The logic hinges on a “Default Deny” policy. We block everything and only whitelist specific data paths. For a standard 3-tier app, the flow looks like this:
- Web Tier: Accepts port 443 from the public; talks to the App Tier on port 8080.
- App Tier: Accepts 8080 from the Web Tier; talks to the DB Tier on port 5432.
- DB Tier: Accepts 5432 from the App Tier; connects to nothing else.
Step-by-Step: Building Your Ruleset
Let’s build a production-grade nftables config. First, ensure the package is on your system. Use apt install nftables for Debian/Ubuntu or yum install nftables for RHEL-based systems.
1. Clearing the Slate
Start with a clean state. If you are working over SSH, be careful. Don’t set the default policy to drop until you have allowed your own IP address.
# Wipe all current rules
nft flush ruleset
2. Defining Tables and Chains
We will create a table called filter for both IPv4 and IPv6 traffic. Then, we define the standard hooks for input, forward, and output.
nft add table inet filter
nft add chain inet filter input { type filter hook input priority 0 \; policy drop \; }
nft add chain inet filter forward { type filter hook forward priority 0 \; policy drop \; }
nft add chain inet filter output { type filter hook output priority 0 \; policy accept \; }
3. Handling Essential Traffic
Never block the loopback interface. You also need to allow established connections so that response packets for your outgoing requests can get back in.
# Allow loopback interface
nft add rule inet filter input iifname "lo" accept
# Allow established and related traffic
nft add rule inet filter input ct state established,related accept
4. Organizing Tiers with Sets
Sets are the most powerful feature in nftables. Instead of writing dozens of repetitive rules, we define groups. This makes scaling from two servers to 200 effortless.
# Define sets for our infrastructure
nft add set inet filter web_servers { type ipv4_addr \; }
nft add set inet filter app_servers { type ipv4_addr \; }
nft add set inet filter db_servers { type ipv4_addr \; }
# Populate the sets with real IPs
nft add element inet filter web_servers { 10.0.1.10, 10.0.1.11 }
nft add element inet filter app_servers { 10.0.2.50, 10.0.2.51 }
nft add element inet filter db_servers { 10.0.3.100 }
5. Enforcing the Microsegmentation Logic
Now we apply the restrictions. We only allow the App servers to reach the DB servers on the PostgreSQL port (5432).
# Restrict SSH to the management subnet (e.g., your VPN)
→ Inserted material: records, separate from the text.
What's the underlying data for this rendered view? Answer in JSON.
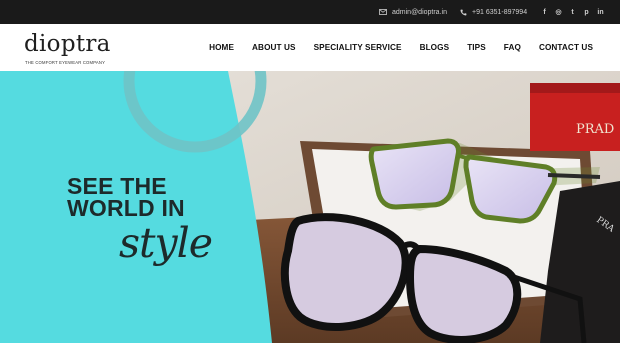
{
  "topbar": {
    "email": "admin@dioptra.in",
    "phone": "+91 6351-897994",
    "social_icons": [
      "facebook-icon",
      "instagram-icon",
      "twitter-icon",
      "pinterest-icon",
      "linkedin-icon"
    ],
    "social_glyphs": [
      "f",
      "◎",
      "t",
      "p",
      "in"
    ]
  },
  "logo": {
    "wordmark": "dioptra",
    "tagline": "THE COMFORT EYEWEAR COMPANY"
  },
  "nav": {
    "items": [
      "HOME",
      "ABOUT US",
      "SPECIALITY SERVICE",
      "BLOGS",
      "TIPS",
      "FAQ",
      "CONTACT US"
    ]
  },
  "hero": {
    "line1": "SEE THE",
    "line2": "WORLD IN",
    "line3": "style",
    "box_brand": "PRAD",
    "pouch_brand": "PRA",
    "colors": {
      "turquoise": "#55dbe0",
      "ring": "#6fc3c7",
      "headline": "#1d2a2b",
      "box_red": "#c8201f",
      "frame_green": "#6b8a2f"
    }
  }
}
nft add rule inet filter input ip saddr 192.168.100.0/24 tcp dport 22 accept
# Allow Web Tier to hit App Tier on 8080 (Run on App nodes)
nft add rule inet filter input ip saddr @web_servers tcp dport 8080 accept
# Allow App Tier to hit DB Tier on 5432 (Run on DB nodes)
nft add rule inet filter input ip saddr @app_servers tcp dport 5432 accept
6. Ensuring Persistence
Your rules will vanish on reboot unless you save them. On Debian or Ubuntu, the standard location is /etc/nftables.conf.
nft list ruleset > /etc/nftables.conf
systemctl enable nftables
systemctl start nftables
Long-term Maintenance and Automation
Running this setup for several months taught me that auditing becomes much simpler. When an auditor asks which services can touch the database, I just run nft list set inet filter app_servers. The output is clear and leaves no room for guesswork.
For larger fleets, don’t manage these rules manually. Integrate them into Ansible or Terraform. By defining your IP sets in a central inventory, you can push microsegmentation updates to hundreds of nodes simultaneously. This approach hardens your infrastructure and turns a complex web of connections into a manageable, documented system.